The problem is that those phone calls increasingly reach competitors. Anthropic is backed by Google and Amazon, both direct Microsoft rivals in cloud. OpenAI has grown closer to Amazon, landing its models on Amazon Bedrock one day after its Microsoft exclusivity ended. Microsoft and OpenAI renegotiated their partnership earlier this year to loosen the exclusivity that once bound them, and the practical result is that the company built its AI business on models it does not control, sold by partners with their own agendas.

"This is all about long term self-sufficiency for Microsoft and our partners," Suleyman wrote in the post announcing the models. "It's about models you can trust." Microsoft wraps the effort in a philosophy it calls Humanist Superintelligence, advanced AI meant to "serve people and organizations, not replace them," with a pointed line that its models "must not refuse legitimate requests under the guise of safety and compliance." That is a swipe at competitors' reputation for over-refusal, and a pitch to enterprises that want a model they can steer.

The Other Side

Every number above comes from Microsoft. The benchmark figures are pulled from the company's own model card, the human-preference test was run with a Microsoft partner, and MAI-Thinking-1 has not yet appeared on the independent public leaderboards where rivals are scored head to head. Until it does, "matches Claude Opus 4.6" is a vendor claim, not a verified ranking.
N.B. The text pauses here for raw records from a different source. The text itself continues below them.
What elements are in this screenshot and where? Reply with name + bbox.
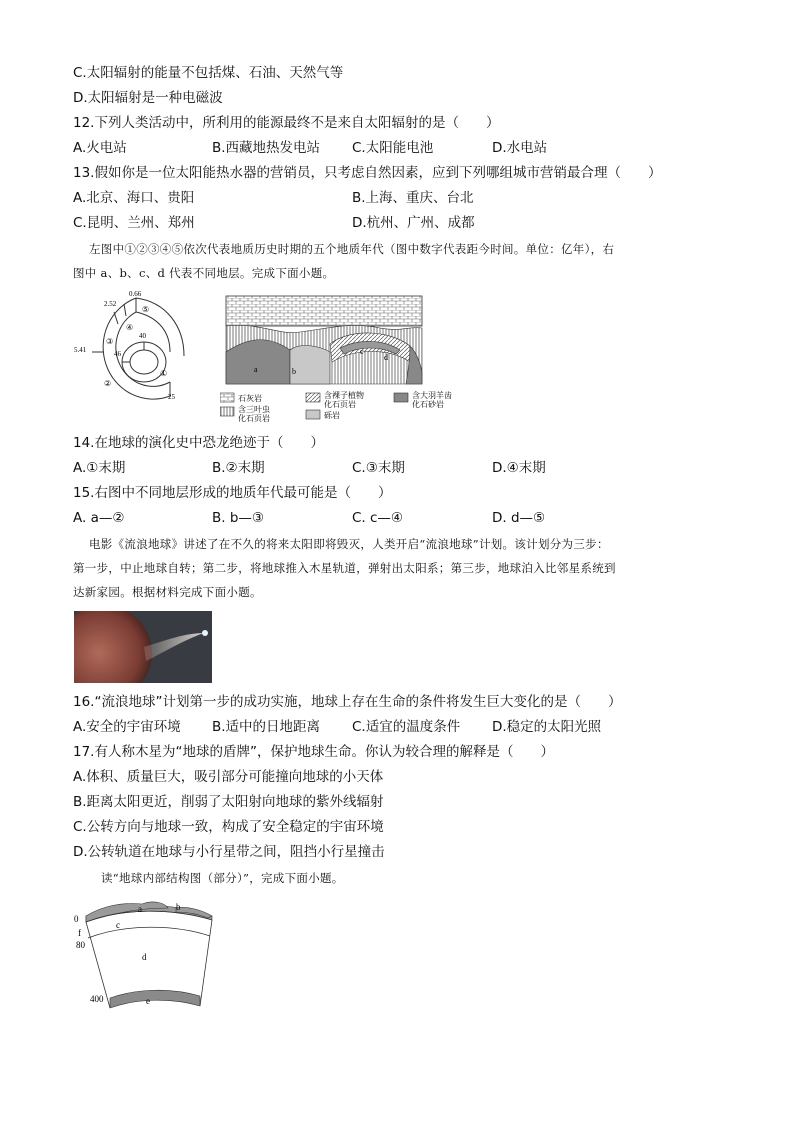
q16-option-a: A.安全的宇宙环境 [73, 719, 181, 735]
layer-d-label: d [142, 952, 147, 962]
q17-option-b: B.距离太阳更近，削弱了太阳射向地球的紫外线辐射 [73, 794, 384, 810]
depth-80: 80 [76, 940, 85, 950]
earth-interior-diagram [72, 892, 224, 1010]
intro-geologic-line1: 左图中①②③④⑤依次代表地质历史时期的五个地质年代（图中数字代表距今时间。单位：亿年），右 [89, 242, 615, 256]
era-3: ③ [106, 337, 114, 346]
era-5: ⑤ [142, 305, 150, 314]
q17-option-d: D.公转轨道在地球与小行星带之间，阻挡小行星撞击 [73, 844, 385, 860]
layer-c-label: c [116, 920, 120, 930]
q17-option-a: A.体积、质量巨大，吸引部分可能撞向地球的小天体 [73, 769, 384, 785]
q13-stem: 13.假如你是一位太阳能热水器的营销员，只考虑自然因素，应到下列哪组城市营销最合理（ ） [73, 165, 662, 181]
legend-fern-2: 化石砂岩 [412, 400, 444, 409]
label-0-66: 0.66 [129, 290, 142, 298]
intro-earth-structure: 读“地球内部结构图（部分）”，完成下面小题。 [101, 871, 344, 885]
q12-stem: 12.下列人类活动中，所利用的能源最终不是来自太阳辐射的是（ ） [73, 115, 500, 131]
layer-b-label: b [176, 902, 181, 912]
q16-option-c: C.适宜的温度条件 [352, 719, 461, 735]
q12-option-a: A.火电站 [73, 140, 127, 156]
depth-400: 400 [90, 994, 104, 1004]
era-2: ② [104, 379, 112, 388]
era-1: ① [160, 369, 168, 378]
q16-option-d: D.稳定的太阳光照 [492, 719, 602, 735]
stratum-c-label: c [360, 347, 364, 356]
wandering-earth-image [74, 611, 212, 683]
layer-f-label: f [78, 928, 81, 938]
q14-option-b: B.②末期 [212, 460, 265, 476]
intro-film-line2: 第一步，中止地球自转；第二步，将地球推入木星轨道，弹射出太阳系；第三步，地球泊入比邻星系统到 [73, 561, 616, 575]
q14-option-a: A.①末期 [73, 460, 126, 476]
q15-option-a: A. a—② [73, 510, 125, 526]
q15-option-d: D. d—⑤ [492, 510, 546, 526]
q15-option-b: B. b—③ [212, 510, 265, 526]
q11-option-d: D.太阳辐射是一种电磁波 [73, 90, 223, 106]
stratum-a-label: a [254, 365, 258, 374]
q15-stem: 15.右图中不同地层形成的地质年代最可能是（ ） [73, 485, 392, 501]
q15-option-c: C. c—④ [352, 510, 404, 526]
q16-option-b: B.适中的日地距离 [212, 719, 321, 735]
q11-option-c: C.太阳辐射的能量不包括煤、石油、天然气等 [73, 65, 344, 81]
q12-option-b: B.西藏地热发电站 [212, 140, 321, 156]
intro-film-line3: 达新家园。根据材料完成下面小题。 [73, 585, 262, 599]
q14-stem: 14.在地球的演化史中恐龙绝迹于（ ） [73, 435, 324, 451]
label-2-52: 2.52 [104, 300, 117, 308]
q13-option-b: B.上海、重庆、台北 [352, 190, 474, 206]
q16-stem: 16.“流浪地球”计划第一步的成功实施，地球上存在生命的条件将发生巨大变化的是（ ） [73, 694, 622, 710]
intro-film-line1: 电影《流浪地球》讲述了在不久的将来太阳即将毁灭，人类开启“流浪地球”计划。该计划分为三步： [89, 537, 609, 551]
geologic-time-spiral [74, 286, 194, 406]
depth-0: 0 [74, 914, 79, 924]
legend-gymno-2: 化石页岩 [324, 400, 356, 409]
label-46: 46 [114, 350, 121, 358]
legend-trilobite-2: 化石页岩 [238, 414, 270, 423]
q14-option-d: D.④末期 [492, 460, 546, 476]
layer-e-label: e [146, 996, 150, 1006]
layer-a-label: a [138, 904, 142, 914]
q12-option-c: C.太阳能电池 [352, 140, 434, 156]
q13-option-c: C.昆明、兰州、郑州 [73, 215, 195, 231]
intro-geologic-line2: 图中 a、b、c、d 代表不同地层。完成下面小题。 [73, 266, 335, 280]
q17-stem: 17.有人称木星为“地球的盾牌”，保护地球生命。你认为较合理的解释是（ ） [73, 744, 554, 760]
legend-gravel: 砾岩 [324, 411, 340, 420]
stratum-b-label: b [292, 367, 296, 376]
legend-trilobite-1: 含三叶虫 [238, 405, 270, 414]
label-5-41: 5.41 [74, 346, 87, 354]
q12-option-d: D.水电站 [492, 140, 548, 156]
era-4: ④ [126, 323, 134, 332]
q14-option-c: C.③末期 [352, 460, 405, 476]
stratum-d-label: d [384, 353, 388, 362]
legend-gymno-1: 含裸子植物 [324, 391, 364, 400]
q17-option-c: C.公转方向与地球一致，构成了安全稳定的宇宙环境 [73, 819, 384, 835]
legend-fern-1: 含大羽羊齿 [412, 391, 452, 400]
legend-limestone: 石灰岩 [238, 394, 262, 403]
label-40: 40 [139, 332, 146, 340]
strata-diagram [220, 292, 510, 426]
q13-option-d: D.杭州、广州、成都 [352, 215, 475, 231]
label-25: 25 [168, 393, 175, 401]
q13-option-a: A.北京、海口、贵阳 [73, 190, 195, 206]
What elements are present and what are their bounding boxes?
There is also a timing wrinkle worth naming. Opus 4.6 is the bar Microsoft chose, and Opus 4.6 is no longer Anthropic's best model. Anthropic shipped Opus 4.8 on May 29, days before Build, and OpenAI and Google both sit at GPT-5.5 and Gemini 3.1 territory. MAI-Thinking-1 is a credible mid-weight reasoning model that draws even with a system from a generation ago, which is a real achievement for a first attempt and still a step behind the current frontier. The "no distillation, clean data" claims, meanwhile, are difficult for anyone outside Microsoft to verify.

And one model, however principled, does not undo a 13-billion-dollar entanglement overnight. Microsoft will keep paying for OpenAI and Anthropic models because its customers want them. Self-sufficiency is a direction, not a destination Microsoft has reached.

The Bottom Line

The substance of Tuesday's announcement is narrower than the strategy behind it. MAI-Thinking-1 is a solid medium-size reasoning model that, by its maker's own numbers, trades blows with a frontier model from last quarter. That alone would be a footnote in a year crowded with model releases.

What makes it matter is the choice it represents. Microsoft had every shortcut available and took the long road on purpose, building a model it fully owns rather than one it borrowed. The bet is that in an industry where today's partner is tomorrow's competitor, the most valuable model is not the smartest one. It is the one you do not have to ask permission to use.